Equipamentos de radioterapia devem ser desconcentrados pelo país, alerta especialista

1,7 milhões pessoas em Portugal precisam de fazer mais de uma hora de viagem até um centro
24 de janeiro de 2013 - 09h20

O antigo presidente do Colégio de Oncologia da Ordem dos Médicos Jorge Espírito Santo defende que os equipamentos de radioterapia sejam descentralizados, considerando que muitos doentes têm de percorrer grandes distâncias para o tratamento.

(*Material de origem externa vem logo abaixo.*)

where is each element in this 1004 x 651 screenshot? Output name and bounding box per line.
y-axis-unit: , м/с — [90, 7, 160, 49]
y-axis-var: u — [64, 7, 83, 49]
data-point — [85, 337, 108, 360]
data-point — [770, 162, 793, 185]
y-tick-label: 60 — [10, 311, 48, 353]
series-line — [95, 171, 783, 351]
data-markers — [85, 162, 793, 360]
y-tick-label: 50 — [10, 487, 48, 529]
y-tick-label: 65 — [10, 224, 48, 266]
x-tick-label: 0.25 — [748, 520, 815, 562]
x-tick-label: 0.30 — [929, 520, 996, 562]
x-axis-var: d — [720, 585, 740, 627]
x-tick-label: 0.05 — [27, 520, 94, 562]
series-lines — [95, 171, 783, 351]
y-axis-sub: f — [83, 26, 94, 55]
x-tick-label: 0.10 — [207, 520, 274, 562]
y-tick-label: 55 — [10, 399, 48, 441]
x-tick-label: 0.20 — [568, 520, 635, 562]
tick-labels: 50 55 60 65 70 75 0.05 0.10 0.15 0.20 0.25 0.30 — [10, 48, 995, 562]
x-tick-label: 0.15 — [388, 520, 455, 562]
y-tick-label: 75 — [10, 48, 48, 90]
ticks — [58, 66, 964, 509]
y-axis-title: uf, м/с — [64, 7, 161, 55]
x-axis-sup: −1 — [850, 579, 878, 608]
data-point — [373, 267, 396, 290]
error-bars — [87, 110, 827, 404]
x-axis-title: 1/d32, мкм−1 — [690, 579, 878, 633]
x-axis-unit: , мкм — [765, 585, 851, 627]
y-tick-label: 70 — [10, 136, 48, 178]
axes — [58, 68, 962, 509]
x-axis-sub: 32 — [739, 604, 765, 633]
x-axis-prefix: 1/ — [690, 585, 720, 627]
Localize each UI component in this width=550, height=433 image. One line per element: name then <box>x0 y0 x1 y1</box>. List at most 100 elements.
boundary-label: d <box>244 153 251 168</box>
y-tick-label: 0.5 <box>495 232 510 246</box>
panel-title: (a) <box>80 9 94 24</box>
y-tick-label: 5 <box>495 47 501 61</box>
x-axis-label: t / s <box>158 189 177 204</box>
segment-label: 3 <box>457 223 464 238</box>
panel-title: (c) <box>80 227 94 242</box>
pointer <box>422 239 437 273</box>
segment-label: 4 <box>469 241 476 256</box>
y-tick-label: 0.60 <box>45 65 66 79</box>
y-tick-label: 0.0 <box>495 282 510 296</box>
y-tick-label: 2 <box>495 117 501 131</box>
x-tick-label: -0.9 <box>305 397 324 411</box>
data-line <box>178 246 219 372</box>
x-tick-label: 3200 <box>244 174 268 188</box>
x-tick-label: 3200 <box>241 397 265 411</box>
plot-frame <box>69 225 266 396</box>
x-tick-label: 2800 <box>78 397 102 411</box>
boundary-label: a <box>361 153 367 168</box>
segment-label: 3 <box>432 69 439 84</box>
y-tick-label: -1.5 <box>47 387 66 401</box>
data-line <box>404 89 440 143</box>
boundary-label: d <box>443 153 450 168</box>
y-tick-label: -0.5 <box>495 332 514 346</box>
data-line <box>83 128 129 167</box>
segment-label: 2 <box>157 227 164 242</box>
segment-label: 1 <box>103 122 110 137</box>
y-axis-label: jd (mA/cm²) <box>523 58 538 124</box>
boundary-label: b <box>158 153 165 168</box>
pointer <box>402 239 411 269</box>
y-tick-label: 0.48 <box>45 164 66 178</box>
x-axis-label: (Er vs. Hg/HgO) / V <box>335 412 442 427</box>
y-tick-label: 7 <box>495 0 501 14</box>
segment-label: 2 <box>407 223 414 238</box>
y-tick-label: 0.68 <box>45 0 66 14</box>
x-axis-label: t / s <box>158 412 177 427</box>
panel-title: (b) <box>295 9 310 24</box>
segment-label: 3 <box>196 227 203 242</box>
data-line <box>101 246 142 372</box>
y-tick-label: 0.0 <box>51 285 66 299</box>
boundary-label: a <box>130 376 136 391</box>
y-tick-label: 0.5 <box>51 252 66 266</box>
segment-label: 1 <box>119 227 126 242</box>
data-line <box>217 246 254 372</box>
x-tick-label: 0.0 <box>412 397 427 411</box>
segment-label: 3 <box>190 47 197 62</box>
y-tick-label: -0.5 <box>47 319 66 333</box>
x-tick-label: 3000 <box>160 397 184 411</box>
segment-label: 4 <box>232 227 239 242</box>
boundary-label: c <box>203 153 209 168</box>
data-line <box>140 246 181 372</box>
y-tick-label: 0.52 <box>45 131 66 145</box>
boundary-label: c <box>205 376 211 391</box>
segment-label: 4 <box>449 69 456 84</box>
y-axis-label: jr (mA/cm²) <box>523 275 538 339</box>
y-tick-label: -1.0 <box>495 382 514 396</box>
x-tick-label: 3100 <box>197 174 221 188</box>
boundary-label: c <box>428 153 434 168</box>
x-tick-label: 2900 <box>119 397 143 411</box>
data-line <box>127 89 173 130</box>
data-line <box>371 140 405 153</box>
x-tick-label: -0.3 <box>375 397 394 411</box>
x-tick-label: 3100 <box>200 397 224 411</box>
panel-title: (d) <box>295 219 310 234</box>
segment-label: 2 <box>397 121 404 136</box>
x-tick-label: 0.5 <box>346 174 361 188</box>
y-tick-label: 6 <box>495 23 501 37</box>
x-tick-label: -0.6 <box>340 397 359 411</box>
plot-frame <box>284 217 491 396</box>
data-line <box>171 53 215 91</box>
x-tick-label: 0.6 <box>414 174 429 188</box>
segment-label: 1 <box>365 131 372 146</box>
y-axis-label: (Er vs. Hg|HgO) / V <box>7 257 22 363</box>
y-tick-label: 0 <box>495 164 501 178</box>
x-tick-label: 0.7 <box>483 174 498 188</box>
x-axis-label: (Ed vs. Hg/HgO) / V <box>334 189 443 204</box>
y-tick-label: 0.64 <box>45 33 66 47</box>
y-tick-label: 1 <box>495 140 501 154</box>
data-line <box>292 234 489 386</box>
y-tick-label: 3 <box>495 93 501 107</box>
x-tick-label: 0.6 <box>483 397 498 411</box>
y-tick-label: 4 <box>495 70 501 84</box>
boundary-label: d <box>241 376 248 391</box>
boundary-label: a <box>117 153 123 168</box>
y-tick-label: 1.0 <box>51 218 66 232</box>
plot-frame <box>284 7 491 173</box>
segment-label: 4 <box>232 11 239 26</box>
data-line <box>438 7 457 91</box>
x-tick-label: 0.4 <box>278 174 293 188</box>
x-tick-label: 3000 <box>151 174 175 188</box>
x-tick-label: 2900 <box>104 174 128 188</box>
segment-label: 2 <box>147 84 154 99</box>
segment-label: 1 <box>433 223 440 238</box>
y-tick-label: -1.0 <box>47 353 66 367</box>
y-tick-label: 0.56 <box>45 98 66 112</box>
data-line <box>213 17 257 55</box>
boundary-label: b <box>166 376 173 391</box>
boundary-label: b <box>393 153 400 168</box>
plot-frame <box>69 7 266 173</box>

Num comentário ao estudo da revista The Lancet Oncology, divulgado esta quinta-feira, Espírito Santo disse não ser surpreendente a conclusão de que há um défice de equipamentos de radioterapia.


“Há uma carência efetiva de equipamentos de megavoltagem, de aceleradores lineares [para tratamento do cancro], relativamente às necessidades”, comentou à Lusa.



Jorge Espírito Santo admite que a carência de equipamentos pode “causar constrangimentos ao acesso” por parte dos doentes, sobretudo quando o tratamento obriga a “cumprir prazos”.



Contudo, a distância que muitos doentes têm de percorrer devia ser corrigida, diz o especialista, criticando a “excessiva concentração” de serviços em Lisboa, Porto e Coimbra.



“Além do impacto humano, também em termos económicos é muito mais barato tratar um doente na sua área de residência”, justificou.



No verão passado, um estudo da Entidade Reguladora da Saúde (ERS) revelou que cerca de 1,7 milhões de habitantes de Portugal Continental precisam de fazer mais de uma hora de viagem para chegar a um centro de radioterapia.